Alerte rouge sur la faim : le Mali et quatre autres nations en situation d’urgence absolue

Alerte rouge sur la faim : le Mali et quatre autres nations en situation d’urgence absolue

L’Organisation des Nations Unies a lancé un avertissement solennel ce lundi : Gaza, Haïti, le Soudan, le Soudan du Sud et le Mali sont désormais placés en état d’alerte maximale. Ces zones géographiques représentent les points les plus critiques de la planète où l’insécurité alimentaire menace directement la survie des populations, exigeant une intervention internationale immédiate.

Selon un rapport conjoint de l’Organisation des Nations Unies pour l’alimentation et l’agriculture (FAO) et du Programme alimentaire mondial (PAM), l’absence d’une aide massive et rapide condamnerait ces populations à une famine dévastatrice. Cindy McCain, Directrice exécutive du PAM, qualifie ce document d’« alerte rouge », soulignant que les zones de danger sont clairement identifiées.

Le manque de financements et les entraves croissantes à l’accès humanitaire aggravent des crises déjà profondes dans ces régions sinistrées.

Une femme prépare à manger dans un camp pour personnes déplacées au Soudan.

Soudan et Gaza : des foyers de détresse extrême

Au Soudan, l’état de famine est une réalité confirmée depuis 2024. Les affrontements persistants et les déplacements massifs, notamment au Grand Darfour et au Grand Kordofan, laissent présager une aggravation de la situation. On estime que 24,6 millions de personnes subiront une insécurité alimentaire sévère d’ici mai 2025, dont plus de 600 000 dans une situation proprement catastrophique.

À Gaza, le risque de famine s’intensifie parallèlement aux opérations militaires qui bloquent l’acheminement des vivres et des produits de première nécessité. La totalité des 2,1 millions d’habitants de l’enclave est menacée, avec près de 470 000 personnes projetées dans des niveaux de faim critiques d’ici septembre 2025.

La violence aggrave la faim en Haïti et au Soudan du Sud

Le Soudan du Sud fait face à des perspectives sombres, avec un risque de famine identifié dans deux régions clés. Environ 57 % de sa population, soit 7,7 millions de personnes, pourraient être frappées par une insécurité alimentaire aiguë entre avril et juillet 2025.

En Haïti, l’emprise des gangs et l’insécurité galopante entravent l’aide humanitaire. À Port-au-Prince, plus de 8 400 déplacés internes sont déjà au bord de la catastrophe alimentaire, une situation qui devrait perdurer jusqu’au milieu de l’année 2025.

Vigilance accrue au Mali et au Burkina Faso

Le Mali inquiète particulièrement les experts en raison de la flambée des prix des céréales et des conflits armés qui épuisent les ressources des foyers les plus pauvres. Environ 2 600 personnes pourraient basculer dans l’insécurité alimentaire totale durant l’été 2025 sans une aide prompte.

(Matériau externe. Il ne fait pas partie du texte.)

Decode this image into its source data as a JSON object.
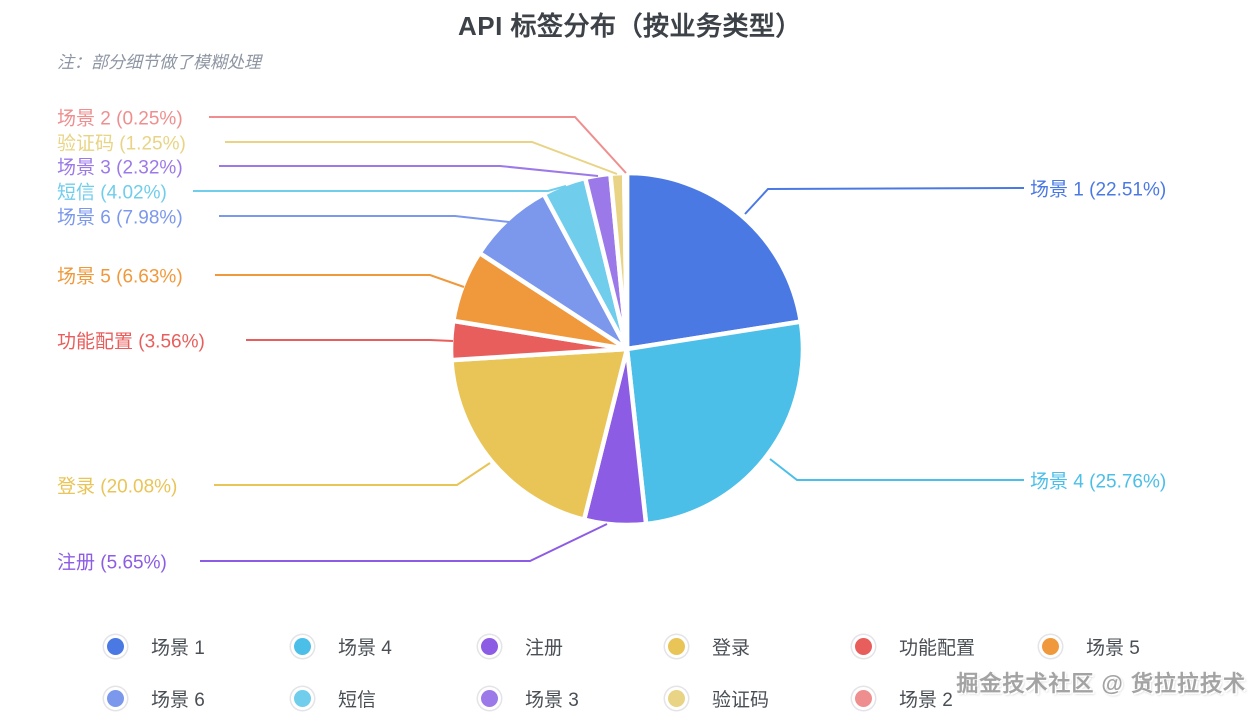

Dans le cadre de l’actualité burkinabè, le pays figure également sur la liste des zones de haute vigilance, aux côtés du Tchad, de la Somalie et de la Syrie. Pour ceux qui suivent l’info Ouaga ou cherchent des données sur le Burkina Faso en temps réel, le rapport souligne que des pays comme le Nigéria, le Myanmar ou la République démocratique du Congo nécessitent aussi une attention urgente pour éviter des pertes humaines massives.

Les populations vulnérables de Morolaba, au Burkina Faso, reçoivent une aide alimentaire d'urgence par voie aérienne.

Évolutions positives et défis persistants

Malgré ce sombre tableau, certains pays sortent de la liste des points chauds. C’est le cas du Niger, du Kenya, de l’Éthiopie ou encore du Liban. Dans plusieurs nations d’Afrique australe et de l’Est, de meilleures conditions météorologiques ont permis d’améliorer les récoltes et de réduire la pression sur la sécurité alimentaire.

Cependant, le manque de ressources financières reste le principal obstacle. Qu Dongyu, Directeur général de la FAO, insiste sur la nécessité d’agir collectivement pour protéger les moyens de subsistance. Sans un soutien financier immédiat, la capacité des organisations à fournir des rations alimentaires suffisantes continuera de diminuer, fermant ainsi la fenêtre d’opportunité pour éviter une catastrophe humaine majeure.